The coding regions of DNA possess a high information content within a biological context that means precise complexity and specificity.
Studies of the cell reveal vast quantities of biochemical information stored in our DNA in the sequence of nucleotides; no physical or chemical law dictates the nucleotide bases in our DNA. The sequences are highly improbable and complex—the coding regions of DNA exhibit sequential arrangements of bases necessary to produce functional proteins. Randomness could not accomplish this in two eternities.
The independent requirements of protein function and protein synthesis also can’t be accomplished by randomness.
The eukaryotic DNA is divided into genes and intergenic spaces. Genes are further divided into exons and introns. The exons carry the code for protein production; hence they are called protein-coding regions 1, 2, 3: ALL THINGS ARE TRIUNE, WITH BINARY INTERACTIVES.

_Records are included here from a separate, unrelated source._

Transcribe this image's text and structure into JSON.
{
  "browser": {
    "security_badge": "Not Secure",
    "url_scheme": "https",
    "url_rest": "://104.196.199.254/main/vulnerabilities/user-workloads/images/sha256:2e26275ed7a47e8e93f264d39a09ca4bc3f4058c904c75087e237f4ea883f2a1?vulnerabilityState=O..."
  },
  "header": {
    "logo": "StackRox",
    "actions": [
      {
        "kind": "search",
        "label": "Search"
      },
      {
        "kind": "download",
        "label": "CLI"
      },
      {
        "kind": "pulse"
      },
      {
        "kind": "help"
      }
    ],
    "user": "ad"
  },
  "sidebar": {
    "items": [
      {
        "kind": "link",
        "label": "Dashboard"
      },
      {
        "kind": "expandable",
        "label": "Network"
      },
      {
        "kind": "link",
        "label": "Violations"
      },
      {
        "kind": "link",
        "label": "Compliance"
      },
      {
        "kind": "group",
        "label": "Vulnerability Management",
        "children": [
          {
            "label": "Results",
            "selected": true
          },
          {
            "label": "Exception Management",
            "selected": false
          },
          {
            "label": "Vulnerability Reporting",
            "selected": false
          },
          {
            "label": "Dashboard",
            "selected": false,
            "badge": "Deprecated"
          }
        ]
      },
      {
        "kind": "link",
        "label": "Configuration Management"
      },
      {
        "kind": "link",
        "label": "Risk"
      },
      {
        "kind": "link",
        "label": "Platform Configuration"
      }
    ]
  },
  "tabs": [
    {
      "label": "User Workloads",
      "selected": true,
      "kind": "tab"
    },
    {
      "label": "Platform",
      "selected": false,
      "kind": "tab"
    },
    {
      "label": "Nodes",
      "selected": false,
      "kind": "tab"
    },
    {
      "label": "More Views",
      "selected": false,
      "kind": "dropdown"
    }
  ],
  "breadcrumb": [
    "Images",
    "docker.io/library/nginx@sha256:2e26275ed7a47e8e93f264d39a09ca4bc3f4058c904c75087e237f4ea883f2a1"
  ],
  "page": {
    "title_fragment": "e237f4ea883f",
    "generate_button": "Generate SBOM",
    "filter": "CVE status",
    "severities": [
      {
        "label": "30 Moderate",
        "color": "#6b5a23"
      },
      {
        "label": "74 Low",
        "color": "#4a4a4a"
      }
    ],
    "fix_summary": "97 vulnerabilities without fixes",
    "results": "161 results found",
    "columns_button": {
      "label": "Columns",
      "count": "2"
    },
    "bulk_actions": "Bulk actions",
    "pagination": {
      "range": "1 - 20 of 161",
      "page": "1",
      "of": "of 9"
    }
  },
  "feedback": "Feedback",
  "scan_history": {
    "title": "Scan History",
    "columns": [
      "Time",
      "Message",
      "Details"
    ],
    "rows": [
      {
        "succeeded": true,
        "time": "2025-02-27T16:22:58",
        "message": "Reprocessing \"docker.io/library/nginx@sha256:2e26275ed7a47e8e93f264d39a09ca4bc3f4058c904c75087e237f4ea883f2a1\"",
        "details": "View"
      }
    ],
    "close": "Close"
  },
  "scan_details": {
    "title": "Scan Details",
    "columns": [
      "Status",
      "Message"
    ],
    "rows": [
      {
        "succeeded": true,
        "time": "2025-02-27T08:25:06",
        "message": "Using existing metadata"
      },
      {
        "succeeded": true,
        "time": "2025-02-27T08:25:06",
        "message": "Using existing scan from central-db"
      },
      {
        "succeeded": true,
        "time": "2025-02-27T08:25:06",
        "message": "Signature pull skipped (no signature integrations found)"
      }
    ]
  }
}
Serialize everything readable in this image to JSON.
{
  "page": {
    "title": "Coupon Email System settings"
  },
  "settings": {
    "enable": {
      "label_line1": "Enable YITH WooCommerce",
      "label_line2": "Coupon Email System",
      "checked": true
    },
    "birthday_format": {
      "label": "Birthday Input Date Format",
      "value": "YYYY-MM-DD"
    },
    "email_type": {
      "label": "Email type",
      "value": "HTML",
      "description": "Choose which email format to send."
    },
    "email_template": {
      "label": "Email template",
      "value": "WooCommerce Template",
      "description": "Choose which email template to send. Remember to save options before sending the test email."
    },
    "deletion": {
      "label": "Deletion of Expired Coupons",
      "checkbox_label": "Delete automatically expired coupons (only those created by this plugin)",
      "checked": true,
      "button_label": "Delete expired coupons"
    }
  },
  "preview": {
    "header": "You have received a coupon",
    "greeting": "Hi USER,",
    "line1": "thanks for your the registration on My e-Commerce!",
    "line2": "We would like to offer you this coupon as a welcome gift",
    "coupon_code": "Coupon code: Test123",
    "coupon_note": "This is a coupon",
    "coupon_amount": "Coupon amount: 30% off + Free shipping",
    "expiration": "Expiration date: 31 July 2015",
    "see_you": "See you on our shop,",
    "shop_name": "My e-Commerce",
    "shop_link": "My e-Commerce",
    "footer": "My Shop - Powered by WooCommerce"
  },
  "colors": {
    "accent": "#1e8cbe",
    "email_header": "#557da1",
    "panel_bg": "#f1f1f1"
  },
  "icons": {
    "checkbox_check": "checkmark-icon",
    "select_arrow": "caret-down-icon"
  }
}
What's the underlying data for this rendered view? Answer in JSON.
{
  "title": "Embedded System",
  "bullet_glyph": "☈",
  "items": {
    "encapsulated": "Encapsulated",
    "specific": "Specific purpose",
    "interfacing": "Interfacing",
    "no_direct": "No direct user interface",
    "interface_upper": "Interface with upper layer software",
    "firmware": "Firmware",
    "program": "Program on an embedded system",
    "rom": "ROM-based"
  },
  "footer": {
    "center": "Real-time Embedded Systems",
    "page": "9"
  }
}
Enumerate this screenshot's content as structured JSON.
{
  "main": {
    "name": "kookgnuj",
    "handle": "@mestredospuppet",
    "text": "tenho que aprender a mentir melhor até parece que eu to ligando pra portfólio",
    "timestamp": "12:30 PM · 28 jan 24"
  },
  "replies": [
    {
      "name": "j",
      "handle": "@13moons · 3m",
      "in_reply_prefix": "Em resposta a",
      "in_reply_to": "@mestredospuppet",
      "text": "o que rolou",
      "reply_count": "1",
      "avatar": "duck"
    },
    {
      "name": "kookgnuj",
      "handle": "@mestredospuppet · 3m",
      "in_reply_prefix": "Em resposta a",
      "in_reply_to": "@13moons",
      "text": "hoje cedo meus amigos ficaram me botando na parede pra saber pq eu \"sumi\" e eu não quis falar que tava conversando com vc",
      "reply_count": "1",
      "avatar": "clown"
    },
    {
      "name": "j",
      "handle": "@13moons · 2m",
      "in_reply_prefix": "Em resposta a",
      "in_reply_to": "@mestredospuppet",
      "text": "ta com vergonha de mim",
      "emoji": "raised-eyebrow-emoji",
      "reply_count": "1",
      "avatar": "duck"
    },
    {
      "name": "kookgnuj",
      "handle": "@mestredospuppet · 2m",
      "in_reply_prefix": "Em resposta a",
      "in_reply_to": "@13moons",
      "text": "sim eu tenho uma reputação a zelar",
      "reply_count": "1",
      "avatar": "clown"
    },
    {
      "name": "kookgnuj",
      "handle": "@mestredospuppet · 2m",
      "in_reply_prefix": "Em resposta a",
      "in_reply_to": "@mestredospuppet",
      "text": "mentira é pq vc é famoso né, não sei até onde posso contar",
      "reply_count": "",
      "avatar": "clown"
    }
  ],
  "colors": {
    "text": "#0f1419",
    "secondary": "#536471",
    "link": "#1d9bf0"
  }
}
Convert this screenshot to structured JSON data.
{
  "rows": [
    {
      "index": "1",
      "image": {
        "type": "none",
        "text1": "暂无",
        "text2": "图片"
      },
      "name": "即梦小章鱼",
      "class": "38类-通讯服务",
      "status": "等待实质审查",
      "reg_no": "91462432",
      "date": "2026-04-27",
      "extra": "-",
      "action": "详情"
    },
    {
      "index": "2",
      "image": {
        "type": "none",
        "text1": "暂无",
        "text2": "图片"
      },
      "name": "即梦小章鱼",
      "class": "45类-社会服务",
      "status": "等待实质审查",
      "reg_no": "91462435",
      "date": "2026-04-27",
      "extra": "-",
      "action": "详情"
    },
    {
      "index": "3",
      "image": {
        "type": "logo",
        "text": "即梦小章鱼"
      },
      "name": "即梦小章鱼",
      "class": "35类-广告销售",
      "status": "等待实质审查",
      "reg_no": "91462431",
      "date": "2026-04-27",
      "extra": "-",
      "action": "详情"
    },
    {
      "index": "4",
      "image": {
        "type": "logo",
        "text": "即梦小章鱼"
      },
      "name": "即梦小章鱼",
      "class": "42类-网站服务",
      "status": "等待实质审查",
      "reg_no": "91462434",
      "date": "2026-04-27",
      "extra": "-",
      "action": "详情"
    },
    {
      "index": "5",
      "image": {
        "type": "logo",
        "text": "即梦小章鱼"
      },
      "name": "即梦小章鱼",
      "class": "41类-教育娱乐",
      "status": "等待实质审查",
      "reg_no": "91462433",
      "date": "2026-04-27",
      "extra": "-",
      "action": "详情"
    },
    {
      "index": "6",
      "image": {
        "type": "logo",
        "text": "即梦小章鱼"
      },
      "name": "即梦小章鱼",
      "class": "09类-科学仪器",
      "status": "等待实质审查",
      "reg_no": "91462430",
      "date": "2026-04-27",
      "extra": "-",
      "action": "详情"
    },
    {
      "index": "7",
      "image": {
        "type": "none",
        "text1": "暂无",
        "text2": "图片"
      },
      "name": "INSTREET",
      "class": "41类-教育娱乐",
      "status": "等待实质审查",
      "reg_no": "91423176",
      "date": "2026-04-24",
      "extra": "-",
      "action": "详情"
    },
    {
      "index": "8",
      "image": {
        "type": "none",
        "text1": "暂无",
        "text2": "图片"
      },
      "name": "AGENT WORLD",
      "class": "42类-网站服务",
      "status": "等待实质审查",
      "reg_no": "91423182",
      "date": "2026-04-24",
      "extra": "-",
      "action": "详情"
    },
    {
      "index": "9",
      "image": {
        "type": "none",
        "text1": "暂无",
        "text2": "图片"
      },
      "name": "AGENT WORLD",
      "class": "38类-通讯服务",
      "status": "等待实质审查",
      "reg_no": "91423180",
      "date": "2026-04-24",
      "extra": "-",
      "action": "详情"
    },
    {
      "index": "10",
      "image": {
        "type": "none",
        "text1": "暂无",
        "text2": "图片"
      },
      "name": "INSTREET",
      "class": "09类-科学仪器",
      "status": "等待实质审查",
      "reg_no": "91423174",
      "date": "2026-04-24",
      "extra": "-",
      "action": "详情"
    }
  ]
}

Some noncoding DNA regions, called introns, are located within protein-coding genes but are removed before a protein is made. Regulatory elements, such as enhancers, can be located in introns. Other noncoding regions are found between genes and are known as intergenic regions.
The coding region of a gene is the part of the gene that will be eventually transcribed and translated into protein, i.e., the total of its exons. Introns intersperse the remaining portion of the gene, or regions trimmed away during RNA splicing and thrown out.
Many times, RNA forms a double-stranded, or secondary, structure that plays a vital role in the functioning of RNA molecules. The interaction between distant parts of RNA can regulate gene expression. The ability of nucleic acids to form double-stranded structures is essential for all living systems on earth. Long-range RNA structures are highly abundant. These structures are involved in regulating gene expression, where the double-stranded regions typically carry specific functions. The majority of the sticking areas are located close to one another. The role of those found far apart is being studied. In the laboratory, molecular and bioinformatics techniques are being used to analyze the structure and functions of complementary RNA regions spaced far apart but can form secondary structures. Probably, the coupling between RNA folding and splicing mediates co-transcriptional suppression of premature pre-mRNA cleavage and polyadenylation.